Segundo Schneider, a restrição ao crédito para o financiamento de carros novos e principalmente para os modelos usados, além da maior cautela do consumidor em adquirir um carro novo, foram os fatores que fizeram as vendas cair de forma surpreendente em outubro e novembro. “O crédito vem da confiança e, se não há confiança as pessoas compram menos a crédito”. Segundo a Anfavea, o financiamento chegou a representar 65% das vendas de carros no País, principalmente os modelos populares. Agora tem 46% de participação.

O que preocupa a indústria automotiva agora é a diminuição da velocidade da média diária de vendas, que passou de 10.402 unidades em outubro para 8.891 unidades em novembro. Nesse ritmo de vendas as montadoras não vão conseguir esgotar todo o estoque até o final deste mês.

Schneider destacou que existe um momento difícil no mundo, com os mercados automotivos globais reduzindo de tamanho. A Argentina teve uma redução de 26% em novembro, o México 18%, Espanha 49%, Itália 30%, Alemanha e Japão de 18%. “Se o mercado automotivo tiver em 2009 o mesmo tamanho de 2008 será muito bom”, prevê Schneider.
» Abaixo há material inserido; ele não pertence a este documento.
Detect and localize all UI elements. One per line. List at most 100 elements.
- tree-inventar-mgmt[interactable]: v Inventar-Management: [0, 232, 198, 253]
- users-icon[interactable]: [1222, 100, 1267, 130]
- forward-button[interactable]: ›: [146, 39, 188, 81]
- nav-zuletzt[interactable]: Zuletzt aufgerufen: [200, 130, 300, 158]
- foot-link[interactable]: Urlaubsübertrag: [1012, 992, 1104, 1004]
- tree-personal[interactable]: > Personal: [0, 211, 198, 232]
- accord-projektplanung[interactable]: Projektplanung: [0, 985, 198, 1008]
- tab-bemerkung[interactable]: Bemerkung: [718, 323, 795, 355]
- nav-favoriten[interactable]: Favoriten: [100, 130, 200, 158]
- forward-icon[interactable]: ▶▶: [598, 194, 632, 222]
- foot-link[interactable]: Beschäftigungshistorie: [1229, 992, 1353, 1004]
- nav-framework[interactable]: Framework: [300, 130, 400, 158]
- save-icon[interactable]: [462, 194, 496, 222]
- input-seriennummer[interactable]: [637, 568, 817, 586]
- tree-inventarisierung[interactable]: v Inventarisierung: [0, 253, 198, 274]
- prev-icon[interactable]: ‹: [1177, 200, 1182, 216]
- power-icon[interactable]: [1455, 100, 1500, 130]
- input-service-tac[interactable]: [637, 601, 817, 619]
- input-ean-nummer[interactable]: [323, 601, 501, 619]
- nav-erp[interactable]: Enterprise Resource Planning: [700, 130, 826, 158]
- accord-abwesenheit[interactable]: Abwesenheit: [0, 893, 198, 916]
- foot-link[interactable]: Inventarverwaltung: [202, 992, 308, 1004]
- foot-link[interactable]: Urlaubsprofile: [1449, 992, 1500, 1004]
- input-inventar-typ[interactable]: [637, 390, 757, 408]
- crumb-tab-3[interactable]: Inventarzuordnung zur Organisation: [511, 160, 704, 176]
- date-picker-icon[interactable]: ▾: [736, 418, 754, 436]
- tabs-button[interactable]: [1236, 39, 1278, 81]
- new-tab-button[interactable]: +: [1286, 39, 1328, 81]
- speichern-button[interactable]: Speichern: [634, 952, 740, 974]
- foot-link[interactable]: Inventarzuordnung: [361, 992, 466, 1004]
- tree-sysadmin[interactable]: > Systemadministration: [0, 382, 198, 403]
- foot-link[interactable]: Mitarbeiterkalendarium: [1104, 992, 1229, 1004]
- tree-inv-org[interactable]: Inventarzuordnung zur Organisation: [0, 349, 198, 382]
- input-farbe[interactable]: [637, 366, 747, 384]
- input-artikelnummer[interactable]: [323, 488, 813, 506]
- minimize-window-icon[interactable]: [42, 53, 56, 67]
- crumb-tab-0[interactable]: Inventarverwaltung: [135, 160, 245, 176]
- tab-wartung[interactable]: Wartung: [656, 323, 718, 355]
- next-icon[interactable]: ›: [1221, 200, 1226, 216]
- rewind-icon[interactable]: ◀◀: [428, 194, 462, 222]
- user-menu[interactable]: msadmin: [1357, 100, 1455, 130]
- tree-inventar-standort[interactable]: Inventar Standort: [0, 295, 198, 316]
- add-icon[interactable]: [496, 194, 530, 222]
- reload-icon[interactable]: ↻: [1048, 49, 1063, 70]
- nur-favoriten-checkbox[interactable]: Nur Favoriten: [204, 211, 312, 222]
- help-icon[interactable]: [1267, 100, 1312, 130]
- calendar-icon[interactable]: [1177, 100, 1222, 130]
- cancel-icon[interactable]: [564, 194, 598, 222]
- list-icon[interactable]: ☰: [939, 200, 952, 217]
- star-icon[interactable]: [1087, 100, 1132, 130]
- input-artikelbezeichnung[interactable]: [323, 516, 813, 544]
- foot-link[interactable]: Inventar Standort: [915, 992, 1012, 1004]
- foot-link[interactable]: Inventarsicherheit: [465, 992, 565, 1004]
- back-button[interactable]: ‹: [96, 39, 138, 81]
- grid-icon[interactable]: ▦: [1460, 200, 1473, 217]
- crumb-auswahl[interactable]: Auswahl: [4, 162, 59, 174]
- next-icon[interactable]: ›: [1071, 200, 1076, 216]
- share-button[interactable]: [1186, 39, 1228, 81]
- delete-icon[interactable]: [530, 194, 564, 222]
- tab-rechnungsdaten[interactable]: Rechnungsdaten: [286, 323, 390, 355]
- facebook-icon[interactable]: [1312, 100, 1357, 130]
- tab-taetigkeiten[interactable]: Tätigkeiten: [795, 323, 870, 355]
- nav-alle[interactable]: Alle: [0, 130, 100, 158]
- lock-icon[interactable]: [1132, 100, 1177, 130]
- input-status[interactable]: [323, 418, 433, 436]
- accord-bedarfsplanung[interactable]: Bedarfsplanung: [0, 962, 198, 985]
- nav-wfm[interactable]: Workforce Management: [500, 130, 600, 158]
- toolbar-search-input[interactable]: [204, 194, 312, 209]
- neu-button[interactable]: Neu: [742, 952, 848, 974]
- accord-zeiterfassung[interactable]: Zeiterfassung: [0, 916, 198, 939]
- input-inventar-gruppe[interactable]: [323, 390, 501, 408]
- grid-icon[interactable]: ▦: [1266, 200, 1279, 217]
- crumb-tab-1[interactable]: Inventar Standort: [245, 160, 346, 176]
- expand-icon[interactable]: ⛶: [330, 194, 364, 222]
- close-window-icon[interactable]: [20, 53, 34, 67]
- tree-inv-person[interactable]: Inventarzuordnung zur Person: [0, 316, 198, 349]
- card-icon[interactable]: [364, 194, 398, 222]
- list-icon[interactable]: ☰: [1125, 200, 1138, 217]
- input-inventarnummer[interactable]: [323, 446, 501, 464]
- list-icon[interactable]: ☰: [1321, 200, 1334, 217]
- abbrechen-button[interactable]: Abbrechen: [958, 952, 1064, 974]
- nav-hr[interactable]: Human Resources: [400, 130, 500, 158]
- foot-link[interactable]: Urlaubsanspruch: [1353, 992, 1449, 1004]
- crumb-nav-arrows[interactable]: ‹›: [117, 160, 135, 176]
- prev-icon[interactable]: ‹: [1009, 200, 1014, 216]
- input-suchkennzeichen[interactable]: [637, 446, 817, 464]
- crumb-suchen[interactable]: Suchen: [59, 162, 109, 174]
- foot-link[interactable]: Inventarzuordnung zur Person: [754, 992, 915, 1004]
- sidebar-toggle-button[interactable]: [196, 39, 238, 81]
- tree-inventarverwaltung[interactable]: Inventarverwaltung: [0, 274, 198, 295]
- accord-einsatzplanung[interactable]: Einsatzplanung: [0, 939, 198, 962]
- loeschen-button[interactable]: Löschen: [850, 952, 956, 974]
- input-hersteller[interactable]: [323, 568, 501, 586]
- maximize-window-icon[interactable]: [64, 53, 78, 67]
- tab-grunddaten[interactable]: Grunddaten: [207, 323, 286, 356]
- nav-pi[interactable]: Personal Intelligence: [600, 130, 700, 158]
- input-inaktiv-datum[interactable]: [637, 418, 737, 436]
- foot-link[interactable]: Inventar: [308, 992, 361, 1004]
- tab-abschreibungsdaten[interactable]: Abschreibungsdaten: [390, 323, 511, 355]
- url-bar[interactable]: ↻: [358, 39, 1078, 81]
Segundo o presidente da Anfavea, não é possível a indústria automotiva crescer no mesmo ritmo que vinha crescendo, em torno de 20% a 25% ao ano. “A cadeia automotiva não estava acompanhando e quando conseguia acompanhar a velocidade das montadoras pagava um custo muito alto”.

Apesar das incertezas, Schneider ainda aposta que dezembro seja um bom mês de vendas. É que, além do 13º salário, muitos trabalhadores ainda recebem a participação sobre os lucros das empresas.

“Nosso olhar ainda é de expectativa positiva. Mas ainda há preocupações em relação ao desempenho do mercado no primeiro trimestre de 2009. As montadoras vão fazer o máximo para não ter que demitir”, disse Schneider.

Perspectivas para 2009 – Para Schneider, as perspectivas positivas para 2009 levam em conta vários fatores. O primeiro deles é que o custo do carro importado vai aumentar por causa do aumento da cotação do dólar – de R$ 1,70 para R$ 2,40. E a previsão de importar 400 mil unidades no próximo ano poderá ser revista para baixo e isso ajudará a manter o nível de produção de veículos no País. Outro ponto favorável é a perspectiva de ganhar competitividade nas exportações com a alta do dólar.